Ecco ancora il riferimento “all’ultima chiamata” prima di una guerra “civile” che potrebbe scatenarsi, come conseguenza logica, tra i cittadini dell’intera regione contro le grandi città e contro Milano in particolare (molti segnali ci sono già).
Milano è già vissuta come città nemica dal suo hinterland, Milano e il suo hinterland, cioè grossomodo la Città metropolitana, sono vissuti come nemici da tutti gli altri.
In un momento in cui concretamente, in una logica di centri concentrici, il centro storico di Milano si chiude rispetto al resto della città, la città si chiude al resto della Città metropolitana e la Città metropolitana si chiude rispetto al resto della Lombardia.
Uno scontro tra cittadini che, fuori dalla grande Milano, godono di minori servizi e hanno tendenzialmente un welfare meno efficace e più costoso a parità di condizioni di reddito.
Chi non vive nelle grandi città si sente più povero:
- deve sostenere costi maggiori per la mobilità, supporta maggiori costi di trasporto pubblico usufruendo di servizi minori
- sostiene maggiori costi per la formazione e la cultura
- non ha le stesse opportunità di accesso alla rete dei servizi sanitari e sociali.
Il messaggio che arriva da Milano: la città ricca, la città dei 15 minuti che marcia su due ruote, la città dell’urbanistica tattica, non solo lì non arriva ma produce rabbia e indignazione.
Alle prossime elezioni regionali potrà vincere chi, meglio di altri, saprà contrapporre a livello economico e territoriale, un modello alternativo al cosiddetto modello Milano.

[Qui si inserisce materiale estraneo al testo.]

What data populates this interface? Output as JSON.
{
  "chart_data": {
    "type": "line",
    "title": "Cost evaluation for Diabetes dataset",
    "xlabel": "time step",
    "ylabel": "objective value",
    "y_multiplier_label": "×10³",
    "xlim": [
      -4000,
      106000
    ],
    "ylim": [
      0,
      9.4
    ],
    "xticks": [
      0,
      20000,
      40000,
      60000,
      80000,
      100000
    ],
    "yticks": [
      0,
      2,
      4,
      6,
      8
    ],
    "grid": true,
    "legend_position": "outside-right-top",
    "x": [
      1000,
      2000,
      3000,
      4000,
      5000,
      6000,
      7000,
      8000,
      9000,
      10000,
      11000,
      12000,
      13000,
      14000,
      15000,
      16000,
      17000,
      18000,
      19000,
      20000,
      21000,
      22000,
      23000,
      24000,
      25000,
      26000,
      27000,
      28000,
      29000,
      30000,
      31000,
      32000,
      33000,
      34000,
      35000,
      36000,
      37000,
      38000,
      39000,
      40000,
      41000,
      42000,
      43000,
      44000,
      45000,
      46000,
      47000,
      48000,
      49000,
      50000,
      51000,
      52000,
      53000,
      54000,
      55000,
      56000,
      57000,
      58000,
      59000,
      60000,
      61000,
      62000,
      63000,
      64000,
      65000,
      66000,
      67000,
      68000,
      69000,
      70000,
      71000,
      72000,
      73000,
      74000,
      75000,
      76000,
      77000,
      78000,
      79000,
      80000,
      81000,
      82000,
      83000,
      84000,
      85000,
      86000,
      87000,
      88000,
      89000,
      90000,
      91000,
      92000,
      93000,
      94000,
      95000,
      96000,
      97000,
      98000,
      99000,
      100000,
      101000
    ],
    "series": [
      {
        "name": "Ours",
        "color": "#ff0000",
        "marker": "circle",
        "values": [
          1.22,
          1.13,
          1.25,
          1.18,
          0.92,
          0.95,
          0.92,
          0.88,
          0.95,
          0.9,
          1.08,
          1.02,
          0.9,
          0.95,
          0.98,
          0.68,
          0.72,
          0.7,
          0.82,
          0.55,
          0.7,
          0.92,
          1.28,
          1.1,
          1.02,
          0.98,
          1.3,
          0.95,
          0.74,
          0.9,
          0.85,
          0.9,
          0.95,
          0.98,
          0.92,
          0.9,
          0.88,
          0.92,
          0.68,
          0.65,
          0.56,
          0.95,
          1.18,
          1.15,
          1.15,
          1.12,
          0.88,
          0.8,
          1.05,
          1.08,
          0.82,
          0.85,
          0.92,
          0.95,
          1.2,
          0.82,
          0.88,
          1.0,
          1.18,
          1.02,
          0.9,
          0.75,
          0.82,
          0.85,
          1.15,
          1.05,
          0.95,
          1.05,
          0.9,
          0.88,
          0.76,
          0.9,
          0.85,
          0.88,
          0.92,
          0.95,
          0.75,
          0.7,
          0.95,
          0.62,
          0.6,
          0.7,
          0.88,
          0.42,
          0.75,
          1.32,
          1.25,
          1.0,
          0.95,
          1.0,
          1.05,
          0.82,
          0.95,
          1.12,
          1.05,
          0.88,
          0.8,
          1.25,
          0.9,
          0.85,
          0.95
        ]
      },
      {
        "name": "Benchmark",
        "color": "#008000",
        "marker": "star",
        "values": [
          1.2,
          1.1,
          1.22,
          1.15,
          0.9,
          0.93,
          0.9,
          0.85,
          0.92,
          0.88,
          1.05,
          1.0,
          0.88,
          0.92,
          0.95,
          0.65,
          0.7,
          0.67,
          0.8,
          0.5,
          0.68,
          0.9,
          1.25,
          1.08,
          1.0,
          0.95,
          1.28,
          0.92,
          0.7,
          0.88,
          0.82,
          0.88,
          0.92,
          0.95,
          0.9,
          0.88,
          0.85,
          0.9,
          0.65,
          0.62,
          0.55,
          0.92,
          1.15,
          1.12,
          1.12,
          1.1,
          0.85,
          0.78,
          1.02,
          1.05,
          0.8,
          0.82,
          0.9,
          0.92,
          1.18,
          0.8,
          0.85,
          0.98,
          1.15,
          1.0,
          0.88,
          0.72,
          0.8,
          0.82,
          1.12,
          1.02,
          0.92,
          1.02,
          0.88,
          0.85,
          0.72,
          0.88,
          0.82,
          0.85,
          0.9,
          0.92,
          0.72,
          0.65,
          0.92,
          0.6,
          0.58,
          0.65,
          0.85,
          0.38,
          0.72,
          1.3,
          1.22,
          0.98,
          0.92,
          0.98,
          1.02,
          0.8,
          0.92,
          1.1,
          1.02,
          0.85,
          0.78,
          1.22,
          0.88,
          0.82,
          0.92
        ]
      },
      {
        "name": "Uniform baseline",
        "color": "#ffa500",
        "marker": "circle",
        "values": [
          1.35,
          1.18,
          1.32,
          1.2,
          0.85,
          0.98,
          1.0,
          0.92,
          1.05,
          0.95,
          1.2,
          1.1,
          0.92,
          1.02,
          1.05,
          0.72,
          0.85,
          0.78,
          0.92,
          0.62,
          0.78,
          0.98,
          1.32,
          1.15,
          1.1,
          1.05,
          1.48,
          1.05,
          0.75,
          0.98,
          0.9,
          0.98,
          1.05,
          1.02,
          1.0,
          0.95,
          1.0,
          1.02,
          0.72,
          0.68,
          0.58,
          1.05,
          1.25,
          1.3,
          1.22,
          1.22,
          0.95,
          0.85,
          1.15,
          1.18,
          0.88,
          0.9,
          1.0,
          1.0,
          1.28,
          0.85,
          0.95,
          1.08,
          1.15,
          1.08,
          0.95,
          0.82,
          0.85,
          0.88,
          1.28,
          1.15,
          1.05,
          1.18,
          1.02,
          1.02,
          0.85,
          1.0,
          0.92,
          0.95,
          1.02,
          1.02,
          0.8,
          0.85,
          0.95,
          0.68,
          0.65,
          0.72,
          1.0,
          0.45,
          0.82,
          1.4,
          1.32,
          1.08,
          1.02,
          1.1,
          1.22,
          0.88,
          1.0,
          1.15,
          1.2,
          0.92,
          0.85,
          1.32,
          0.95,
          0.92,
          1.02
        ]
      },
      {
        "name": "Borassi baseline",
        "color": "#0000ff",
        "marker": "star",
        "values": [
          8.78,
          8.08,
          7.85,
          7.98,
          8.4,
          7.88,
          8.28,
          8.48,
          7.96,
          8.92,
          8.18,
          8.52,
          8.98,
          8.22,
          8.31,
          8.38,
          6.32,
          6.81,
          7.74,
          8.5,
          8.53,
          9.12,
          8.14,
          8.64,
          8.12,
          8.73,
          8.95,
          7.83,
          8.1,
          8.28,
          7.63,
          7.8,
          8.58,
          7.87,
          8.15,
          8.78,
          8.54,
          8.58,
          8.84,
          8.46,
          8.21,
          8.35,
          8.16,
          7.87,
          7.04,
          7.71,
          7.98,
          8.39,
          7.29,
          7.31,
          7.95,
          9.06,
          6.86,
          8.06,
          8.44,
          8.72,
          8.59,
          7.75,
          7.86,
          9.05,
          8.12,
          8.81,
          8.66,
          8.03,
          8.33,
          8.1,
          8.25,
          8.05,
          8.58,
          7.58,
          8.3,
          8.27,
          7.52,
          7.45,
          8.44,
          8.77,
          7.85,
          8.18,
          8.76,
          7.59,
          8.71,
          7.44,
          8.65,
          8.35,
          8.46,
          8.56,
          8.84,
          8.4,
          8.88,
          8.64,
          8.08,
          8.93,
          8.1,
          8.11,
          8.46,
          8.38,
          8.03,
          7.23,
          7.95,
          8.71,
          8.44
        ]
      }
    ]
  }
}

Come? Solo il ritorno alla programmazione degli interventi alla grande scala regionale, può rafforzare il modello policentrico regionale contrapposto a quello metropolitano e può valorizzare il necessario pluralismo politico.
Il ritorno alla programmazione come strumento per creare le condizioni di una Regione per tutti.
Insieme a una pratica di governo che chiami alla partecipazione “reale” tutte le istituzioni locali, utilizzando gli accordi di programma come pratica per la progettazione e attuazione coordinata delle politiche regionali.